• 09/08/2020 00:00

El aire mortal que respiramos

En diciembre de 1952, una densa y sofocante niebla cargada de partículas se postró sobre Londres y no se movió durante cuatro días. Tantas personas sufrieron problemas respiratorios y ataques cardíacos que la ciudad se quedó sin camas de hospital.

En diciembre de 1952, una densa y sofocante niebla cargada de partículas se postró sobre Londres y no se movió durante cuatro días. Tantas personas sufrieron problemas respiratorios y ataques cardíacos que la ciudad se quedó sin camas de hospital. Los forenses y las funerarias apenas pudieron seguir el ritmo del flujo de cadáveres. Un análisis oficial inmediatamente después estimó que el lodo atmosférico, producido principalmente por la quema de carbón de baja calidad usado para calentar hogares, causó casi cuatro mil muertes. En 2002, un análisis más completo concluyó que el “Gran Smog” había matado a 12 mil personas, la mayoría de ellas mayores de 45 años. Se podría argumentar que las leyes de aire limpio aprobadas después de 1956 son una respuesta directa al desastre ecológico producido por el uso de combustibles sucios para calefacción.

En Estados Unidos, por ejemplo, por años la población estaba cansada de la tos crónica, conducían con los faros encendidos durante la bruma del mediodía y se sacudían constantemente el hollín de sus cabezas. Y, bajo presión pública, (se logró) la creación de la Agencia de Protección Ambiental (EPA) para hacer cumplir los límites de seis contaminantes principales a niveles que permitirían proteger la salud pública.

A pesar de sus fallas e interrupciones en su implementación, las leyes de aire limpio en varios países representaban una nueva era de acción gubernamental para limpiar el aire que respiramos, impulsada por el creciente reconocimiento de que la contaminación del aire es más generalizada y mortal de lo que se suponía. Poco a poco, los generadores de energía, los fabricantes de automóviles y otros contaminadores se vieron obligados a cumplir con nuevos límites. Las leyes de aire limpio otorgaban mecanismos para evaluar y controlar las emisiones de los tubos de escape de los vehículos y los aditivos de combustible, así como también exigir a las generadoras eléctricas e instalaciones industriales los respectivos controles de contaminación.

Gradualmente, los niveles de partículas y gases contaminantes en el aire comenzaron a disminuir. Y en la década de 1990, muchas personas en el mundo pensaron que el hollín y el “smog” que borraban el sol eran peligros superados, preocupaciones de una era pasada como la poliomielitis o la tuberculosis. Pero resulta que la amenaza simplemente se volvió menos visible.

Casi más de medio siglo después de que las leyes de aire limpio instituyeran controles de emisiones más estrictos, el problema de la contaminación del aire está lejos de resolverse. La contaminación ha demostrado ser mucho más persistente y la exposición a ella es mucho más dañina de lo que nadie esperaba. Hoy, ocho de cada diez personas en todo el mundo viven en áreas donde los niveles de contaminación del aire exceden los límites recomendados por la OMS. Con lo cual, esta nueva evidencia nos obliga actuar en una sola dirección: revisar la cifra global de muertes por la contaminación del aire y ampliar el alcance y la variedad de sus daños.

Un estudio relativamente reciente, en el European Heart Journal, concluyó que la contaminación del aire ambiental es responsable de 8.8 millones de muertes prematuras por año, más del doble de las estimaciones anteriores y 1.5 millones más que las causas de fumar. Esos números deben tomarse muy en serio, porque reflejan los riesgos de una población importante y no solo de un individuo. Cifras que transmiten algo urgente y vital, dándonos una idea de la escala de un problema para que podamos compararlo con otros peligros y decidir si hacemos algo al respecto.

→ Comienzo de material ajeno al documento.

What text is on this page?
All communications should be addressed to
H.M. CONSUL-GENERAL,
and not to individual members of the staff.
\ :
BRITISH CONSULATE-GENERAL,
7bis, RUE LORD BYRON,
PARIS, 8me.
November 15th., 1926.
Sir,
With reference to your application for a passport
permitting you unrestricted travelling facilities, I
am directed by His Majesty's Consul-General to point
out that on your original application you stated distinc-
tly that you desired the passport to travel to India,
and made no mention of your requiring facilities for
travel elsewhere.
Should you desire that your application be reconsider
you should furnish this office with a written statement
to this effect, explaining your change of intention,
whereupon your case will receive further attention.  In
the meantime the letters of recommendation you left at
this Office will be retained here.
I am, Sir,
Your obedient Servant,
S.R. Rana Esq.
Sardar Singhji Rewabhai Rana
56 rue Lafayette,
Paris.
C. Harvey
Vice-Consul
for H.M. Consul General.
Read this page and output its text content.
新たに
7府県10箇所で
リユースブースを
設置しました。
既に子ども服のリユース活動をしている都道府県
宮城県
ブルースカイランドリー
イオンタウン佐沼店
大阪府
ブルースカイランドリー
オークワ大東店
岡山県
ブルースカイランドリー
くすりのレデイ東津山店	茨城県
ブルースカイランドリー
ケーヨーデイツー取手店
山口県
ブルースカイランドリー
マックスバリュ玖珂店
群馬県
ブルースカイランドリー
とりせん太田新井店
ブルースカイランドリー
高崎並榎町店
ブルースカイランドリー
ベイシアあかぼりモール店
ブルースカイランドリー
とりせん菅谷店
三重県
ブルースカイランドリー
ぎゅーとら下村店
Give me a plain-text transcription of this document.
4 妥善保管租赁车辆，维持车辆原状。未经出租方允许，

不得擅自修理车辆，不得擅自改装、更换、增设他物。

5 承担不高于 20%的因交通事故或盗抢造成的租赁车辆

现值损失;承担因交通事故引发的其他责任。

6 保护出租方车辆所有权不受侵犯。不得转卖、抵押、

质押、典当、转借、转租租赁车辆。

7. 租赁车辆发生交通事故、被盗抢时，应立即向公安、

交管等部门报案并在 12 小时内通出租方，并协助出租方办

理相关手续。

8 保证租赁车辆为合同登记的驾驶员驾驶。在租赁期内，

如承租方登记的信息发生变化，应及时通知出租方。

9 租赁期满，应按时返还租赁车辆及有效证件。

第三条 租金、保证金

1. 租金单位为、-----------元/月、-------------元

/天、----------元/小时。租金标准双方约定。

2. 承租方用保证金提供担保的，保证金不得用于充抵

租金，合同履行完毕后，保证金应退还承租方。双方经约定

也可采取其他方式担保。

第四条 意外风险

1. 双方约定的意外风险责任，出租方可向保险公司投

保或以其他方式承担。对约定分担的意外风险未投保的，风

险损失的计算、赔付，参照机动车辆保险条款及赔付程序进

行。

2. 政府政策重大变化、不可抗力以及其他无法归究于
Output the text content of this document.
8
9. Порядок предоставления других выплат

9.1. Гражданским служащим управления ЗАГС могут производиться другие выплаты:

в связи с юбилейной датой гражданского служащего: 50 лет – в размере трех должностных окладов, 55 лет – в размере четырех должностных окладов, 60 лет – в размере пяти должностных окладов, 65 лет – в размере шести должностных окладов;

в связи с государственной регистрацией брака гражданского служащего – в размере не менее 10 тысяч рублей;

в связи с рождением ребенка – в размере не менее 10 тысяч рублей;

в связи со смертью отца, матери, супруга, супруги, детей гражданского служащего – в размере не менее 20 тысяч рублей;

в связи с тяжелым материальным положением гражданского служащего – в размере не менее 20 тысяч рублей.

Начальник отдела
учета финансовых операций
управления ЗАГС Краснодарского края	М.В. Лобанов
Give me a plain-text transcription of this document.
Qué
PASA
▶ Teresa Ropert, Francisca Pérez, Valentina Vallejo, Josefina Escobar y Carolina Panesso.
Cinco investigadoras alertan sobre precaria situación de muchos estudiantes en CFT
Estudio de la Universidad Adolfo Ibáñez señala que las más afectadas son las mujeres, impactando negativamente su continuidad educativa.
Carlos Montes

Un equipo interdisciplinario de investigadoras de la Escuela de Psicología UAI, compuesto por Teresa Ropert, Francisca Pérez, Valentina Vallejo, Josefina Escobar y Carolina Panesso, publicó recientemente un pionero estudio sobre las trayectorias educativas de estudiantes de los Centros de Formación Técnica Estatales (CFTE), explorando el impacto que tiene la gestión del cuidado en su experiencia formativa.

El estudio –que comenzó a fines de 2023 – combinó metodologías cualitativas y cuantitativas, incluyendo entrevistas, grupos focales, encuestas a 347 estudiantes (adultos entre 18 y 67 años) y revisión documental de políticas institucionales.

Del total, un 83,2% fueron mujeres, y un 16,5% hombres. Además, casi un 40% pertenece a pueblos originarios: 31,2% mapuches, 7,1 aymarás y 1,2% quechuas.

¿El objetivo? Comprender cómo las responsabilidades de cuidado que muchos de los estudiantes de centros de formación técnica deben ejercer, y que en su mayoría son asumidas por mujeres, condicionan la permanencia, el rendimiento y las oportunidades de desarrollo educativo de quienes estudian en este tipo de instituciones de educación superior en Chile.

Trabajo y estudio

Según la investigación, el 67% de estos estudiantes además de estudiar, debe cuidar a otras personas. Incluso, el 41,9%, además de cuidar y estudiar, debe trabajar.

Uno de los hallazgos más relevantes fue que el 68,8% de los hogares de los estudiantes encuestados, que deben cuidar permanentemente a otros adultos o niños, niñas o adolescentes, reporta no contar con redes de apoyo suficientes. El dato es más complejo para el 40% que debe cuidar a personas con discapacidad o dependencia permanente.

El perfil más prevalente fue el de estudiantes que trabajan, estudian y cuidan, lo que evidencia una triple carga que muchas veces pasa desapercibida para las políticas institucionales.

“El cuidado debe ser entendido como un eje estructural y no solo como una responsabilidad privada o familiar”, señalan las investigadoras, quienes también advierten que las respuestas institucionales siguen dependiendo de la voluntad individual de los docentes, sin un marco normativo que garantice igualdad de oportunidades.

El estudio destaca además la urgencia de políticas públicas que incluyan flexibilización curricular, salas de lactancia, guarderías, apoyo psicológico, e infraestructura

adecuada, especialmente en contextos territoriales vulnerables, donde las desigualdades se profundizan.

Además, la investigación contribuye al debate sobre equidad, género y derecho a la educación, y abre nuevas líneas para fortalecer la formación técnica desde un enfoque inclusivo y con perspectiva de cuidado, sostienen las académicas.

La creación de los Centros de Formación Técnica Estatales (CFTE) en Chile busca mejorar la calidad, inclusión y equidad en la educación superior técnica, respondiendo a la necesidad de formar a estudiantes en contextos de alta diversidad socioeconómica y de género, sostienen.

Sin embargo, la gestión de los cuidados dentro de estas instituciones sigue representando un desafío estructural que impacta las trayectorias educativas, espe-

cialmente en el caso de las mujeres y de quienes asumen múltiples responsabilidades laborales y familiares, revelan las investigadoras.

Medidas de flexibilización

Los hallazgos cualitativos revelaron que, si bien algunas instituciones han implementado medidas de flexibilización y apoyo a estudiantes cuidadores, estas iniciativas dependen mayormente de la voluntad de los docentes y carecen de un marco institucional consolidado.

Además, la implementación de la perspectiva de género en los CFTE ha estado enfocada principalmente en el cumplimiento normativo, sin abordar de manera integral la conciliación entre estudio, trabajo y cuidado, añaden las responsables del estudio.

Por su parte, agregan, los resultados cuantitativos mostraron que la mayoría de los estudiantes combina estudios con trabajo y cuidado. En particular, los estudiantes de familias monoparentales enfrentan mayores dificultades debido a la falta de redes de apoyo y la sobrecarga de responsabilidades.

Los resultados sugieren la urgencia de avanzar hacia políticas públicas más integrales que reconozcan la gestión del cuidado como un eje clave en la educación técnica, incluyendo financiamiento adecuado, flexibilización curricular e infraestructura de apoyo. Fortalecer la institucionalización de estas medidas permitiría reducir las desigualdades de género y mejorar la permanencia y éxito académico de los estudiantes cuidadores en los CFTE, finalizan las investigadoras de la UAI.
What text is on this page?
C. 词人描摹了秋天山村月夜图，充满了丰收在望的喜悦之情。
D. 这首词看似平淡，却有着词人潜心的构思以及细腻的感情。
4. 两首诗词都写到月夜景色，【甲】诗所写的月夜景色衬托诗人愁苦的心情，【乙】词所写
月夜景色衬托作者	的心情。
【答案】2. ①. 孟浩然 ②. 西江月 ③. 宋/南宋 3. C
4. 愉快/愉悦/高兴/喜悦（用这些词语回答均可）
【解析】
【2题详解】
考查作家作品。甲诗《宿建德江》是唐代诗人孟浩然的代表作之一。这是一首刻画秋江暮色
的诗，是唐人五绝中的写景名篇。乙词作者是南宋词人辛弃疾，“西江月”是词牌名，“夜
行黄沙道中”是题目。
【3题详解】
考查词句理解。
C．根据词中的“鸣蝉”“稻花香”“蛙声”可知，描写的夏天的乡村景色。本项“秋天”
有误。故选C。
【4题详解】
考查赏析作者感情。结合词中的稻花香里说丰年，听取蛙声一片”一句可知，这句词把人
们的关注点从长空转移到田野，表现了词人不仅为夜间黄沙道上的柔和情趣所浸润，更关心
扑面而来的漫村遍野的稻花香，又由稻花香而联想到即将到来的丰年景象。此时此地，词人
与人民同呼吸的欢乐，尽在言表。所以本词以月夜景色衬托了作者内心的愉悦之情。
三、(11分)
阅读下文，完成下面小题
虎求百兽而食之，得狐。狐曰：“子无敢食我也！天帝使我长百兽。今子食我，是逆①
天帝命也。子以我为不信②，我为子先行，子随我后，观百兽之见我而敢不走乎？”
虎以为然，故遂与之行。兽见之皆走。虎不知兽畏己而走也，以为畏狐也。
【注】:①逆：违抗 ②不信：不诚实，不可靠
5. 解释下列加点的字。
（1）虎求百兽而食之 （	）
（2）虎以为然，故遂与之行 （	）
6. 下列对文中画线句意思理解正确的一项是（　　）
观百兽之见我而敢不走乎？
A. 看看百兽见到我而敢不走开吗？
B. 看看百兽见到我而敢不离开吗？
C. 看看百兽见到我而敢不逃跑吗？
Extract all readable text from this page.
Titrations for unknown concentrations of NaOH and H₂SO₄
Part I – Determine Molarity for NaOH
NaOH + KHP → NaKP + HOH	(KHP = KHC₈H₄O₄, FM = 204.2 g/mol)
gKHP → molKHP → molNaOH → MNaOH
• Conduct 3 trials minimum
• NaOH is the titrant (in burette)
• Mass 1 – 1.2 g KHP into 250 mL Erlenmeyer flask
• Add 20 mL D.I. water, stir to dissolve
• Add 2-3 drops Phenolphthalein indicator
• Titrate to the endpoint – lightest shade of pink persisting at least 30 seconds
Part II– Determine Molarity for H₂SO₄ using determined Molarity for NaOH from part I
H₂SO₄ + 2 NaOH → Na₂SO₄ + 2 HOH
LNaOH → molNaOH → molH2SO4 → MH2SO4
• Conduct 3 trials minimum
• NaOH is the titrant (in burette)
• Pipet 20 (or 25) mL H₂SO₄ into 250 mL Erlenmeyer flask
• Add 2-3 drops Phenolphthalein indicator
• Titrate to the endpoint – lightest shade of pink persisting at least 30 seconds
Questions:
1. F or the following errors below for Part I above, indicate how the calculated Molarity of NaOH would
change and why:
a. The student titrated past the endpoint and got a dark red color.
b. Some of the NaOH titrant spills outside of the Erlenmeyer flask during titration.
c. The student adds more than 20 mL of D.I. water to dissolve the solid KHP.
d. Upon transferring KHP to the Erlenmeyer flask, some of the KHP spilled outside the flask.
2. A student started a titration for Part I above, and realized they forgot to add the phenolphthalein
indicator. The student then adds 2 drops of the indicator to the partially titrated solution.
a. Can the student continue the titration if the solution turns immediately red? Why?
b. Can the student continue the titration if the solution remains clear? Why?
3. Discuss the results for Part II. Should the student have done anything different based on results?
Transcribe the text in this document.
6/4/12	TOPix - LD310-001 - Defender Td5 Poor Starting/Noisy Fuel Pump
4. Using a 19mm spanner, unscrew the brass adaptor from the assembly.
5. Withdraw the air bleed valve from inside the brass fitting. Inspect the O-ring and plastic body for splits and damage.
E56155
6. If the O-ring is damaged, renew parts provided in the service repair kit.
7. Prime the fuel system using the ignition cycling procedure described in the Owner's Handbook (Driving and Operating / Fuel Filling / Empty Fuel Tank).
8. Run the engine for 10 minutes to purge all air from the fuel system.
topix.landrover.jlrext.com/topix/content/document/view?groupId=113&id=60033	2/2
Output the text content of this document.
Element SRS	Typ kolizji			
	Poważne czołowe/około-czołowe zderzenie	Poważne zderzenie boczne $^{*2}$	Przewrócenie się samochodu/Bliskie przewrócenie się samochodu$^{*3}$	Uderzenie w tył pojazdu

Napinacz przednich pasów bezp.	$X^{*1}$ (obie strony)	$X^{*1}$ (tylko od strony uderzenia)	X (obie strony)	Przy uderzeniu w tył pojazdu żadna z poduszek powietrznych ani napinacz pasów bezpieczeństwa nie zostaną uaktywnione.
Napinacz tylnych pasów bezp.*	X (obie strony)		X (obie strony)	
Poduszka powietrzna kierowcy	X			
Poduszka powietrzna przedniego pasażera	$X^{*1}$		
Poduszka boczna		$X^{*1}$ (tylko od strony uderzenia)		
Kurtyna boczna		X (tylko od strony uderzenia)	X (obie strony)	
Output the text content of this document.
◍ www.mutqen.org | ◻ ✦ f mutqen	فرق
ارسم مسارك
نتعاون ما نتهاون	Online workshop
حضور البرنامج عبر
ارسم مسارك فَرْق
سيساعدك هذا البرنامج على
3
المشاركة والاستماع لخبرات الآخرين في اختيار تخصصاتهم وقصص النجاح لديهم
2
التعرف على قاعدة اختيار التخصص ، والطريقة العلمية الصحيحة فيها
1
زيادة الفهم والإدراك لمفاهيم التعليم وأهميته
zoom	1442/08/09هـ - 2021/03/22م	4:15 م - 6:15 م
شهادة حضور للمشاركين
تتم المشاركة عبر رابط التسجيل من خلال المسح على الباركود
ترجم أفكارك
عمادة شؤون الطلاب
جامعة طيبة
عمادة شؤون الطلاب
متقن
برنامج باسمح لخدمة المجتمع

Cualquier persona que muera por enfermedades respiratorias causadas por el aire sucio que respira, es una pérdida triste y dolorosa. Y principalmente porque es una muerte prevenible. Sería una declaración profunda, confirmando el juicio de tantos científicos, que la contaminación del aire actúa en conjunto con otros factores para llevar a los cuerpos humanos a una crisis, enfermedad y muerte, y que detrás de las estadísticas asombrosas, la contaminación del aire reduce y corroe a las personas vivas. Pero, ya sea que los médicos lo estipulen o no en un certificado de defunción, la verdad más grande permanece: estos contaminantes nos están robando el tiempo, nuestro recurso más preciado, en una escala inimaginable. Les sugiero leer el estudio en The Lancet publicado en 2015, donde se descubre que 122 millones de años de vidas perdidas se debieron a la exposición de aire contaminado, siendo los niños en el sur de Asia y las ciudades de América Latina sus principales víctimas. Una pena que, con tanta información y conocimiento, todavía no se quiera aceptar que el aire sucio y contaminado es mortal.